The WHO would not specify what kinds of pathogens were housed in the Ukrainian labs, nor would it say when it advised Ukraine to destroy them. Russia claims to have documents that show the Ukrainian Health Ministry ordered the destruction of samples of plague, cholera, anthrax, and other pathogens kept at US-linked labs around the time Russia launched its attack on February 24.
Russia has accused the US of having bioweapons labs in Ukraine, an accusation the Biden administration has tried to dismiss as Russian propaganda. But there are US-linked biological research labs inside Ukraine funded by the Pentagon’s Defense Threat Reduction Agency (DTRA), and they could contain bioweapons, according to Robert Pope, the director of the Pentagon’s Cooperative Threat Reduction Program.

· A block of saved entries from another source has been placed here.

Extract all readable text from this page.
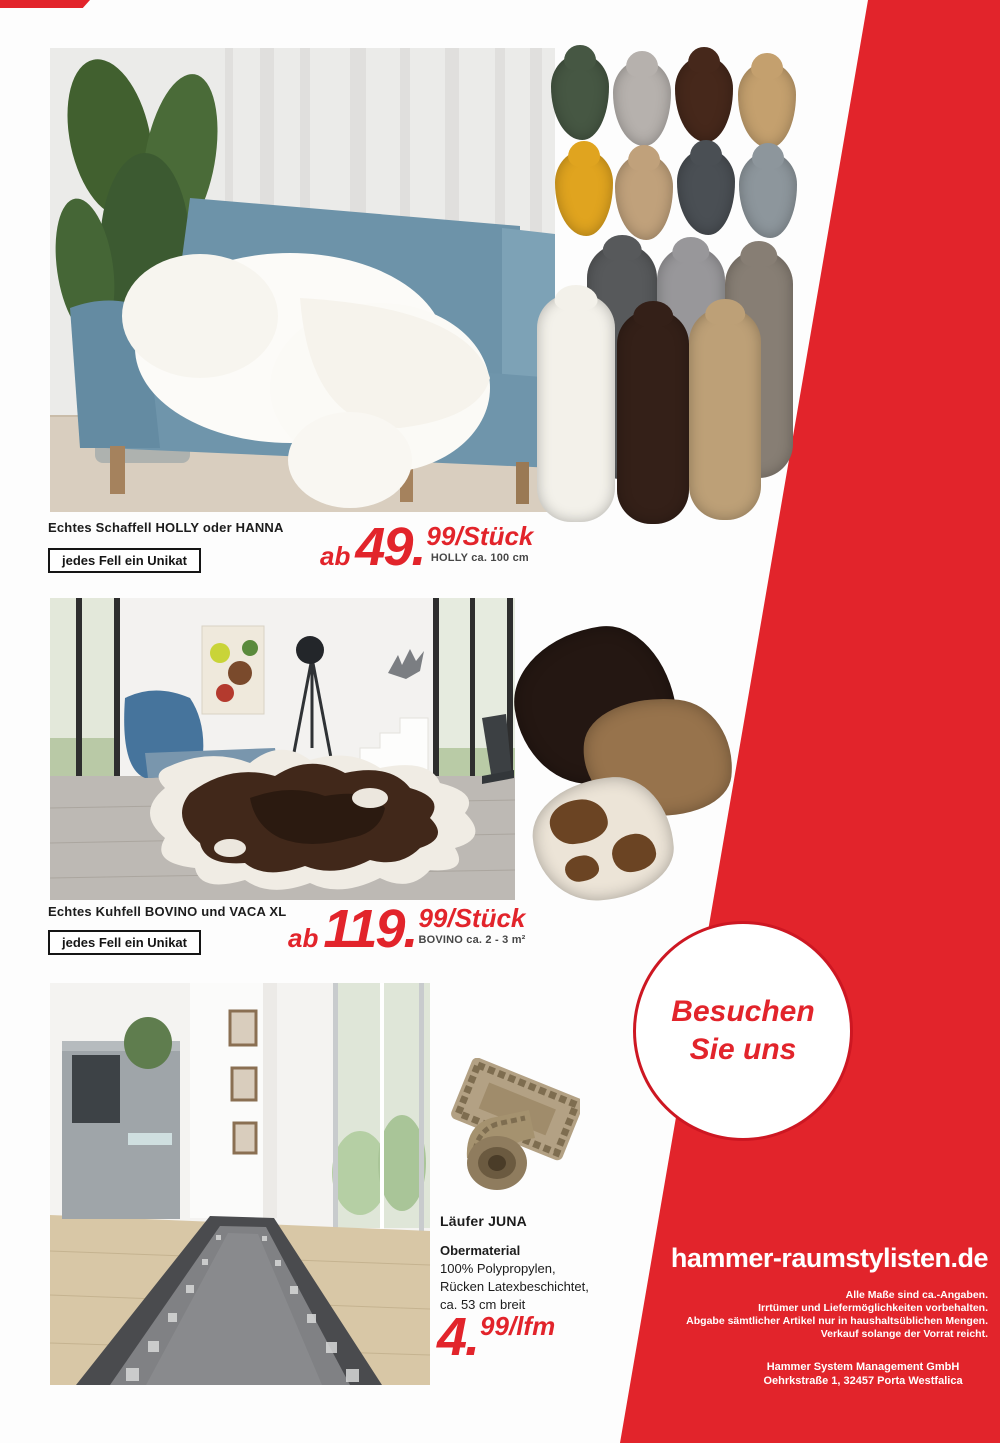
Echtes Schaffell HOLLY oder HANNA
jedes Fell ein Unikat	ab49. 99/Stück
HOLLY ca. 100 cm
Echtes Kuhfell BOVINO und VACA XL
jedes Fell ein Unikat	ab119. 99/Stück
BOVINO ca. 2 - 3 m²
Läufer JUNA
Obermaterial
100% Polypropylen,
Rücken Latexbeschichtet,
ca. 53 cm breit
4. 99/lfm
Besuchen
Sie uns
hammer-raumstylisten.de
Alle Maße sind ca.-Angaben.
Irrtümer und Liefermöglichkeiten vorbehalten.
Abgabe sämtlicher Artikel nur in haushaltsüblichen Mengen.
Verkauf solange der Vorrat reicht.
Hammer System Management GmbH
Oehrkstraße 1, 32457 Porta Westfalica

Pope told the Bulletin of American Scientists in a February 25 article that the US-linked labs inside Ukraine could contain pathogens leftover from the Soviet Union’s bioweapons program while insisting that the facilities are no longer capable of producing such pathogens.
“There is no place that still has any of the sort of infrastructure for researching or producing biological weapons,” he said. “Scientists being scientists, it wouldn’t surprise me if some of these strain collections in some of these laboratories still have pathogen strains that go all the way back to the origins of that program.”
Pope warned that dangerous pathogens could be released if the facilities are damaged by the fighting in Ukraine. According to the Bulletin article, the US has worked with 26 biological research facilities inside Ukraine and has provided direct material support to six of them.
The US maintains that the Cooperative Threat Reduction Program works to reduce the threat of leftover weapons of mass destruction inside former Soviet states, not develop new ones. But either way, Pope’s comments make it clear that there’s no denying the possibility of bioweapons being in the Ukraine labs.
Earlier this week, Undersecretary of State Victoria Nuland was asked at a Senate hearing if Ukraine had bioweapons. She responded by saying Ukraine has “biological research facilities” the US is working to keep out of Russia’s hands.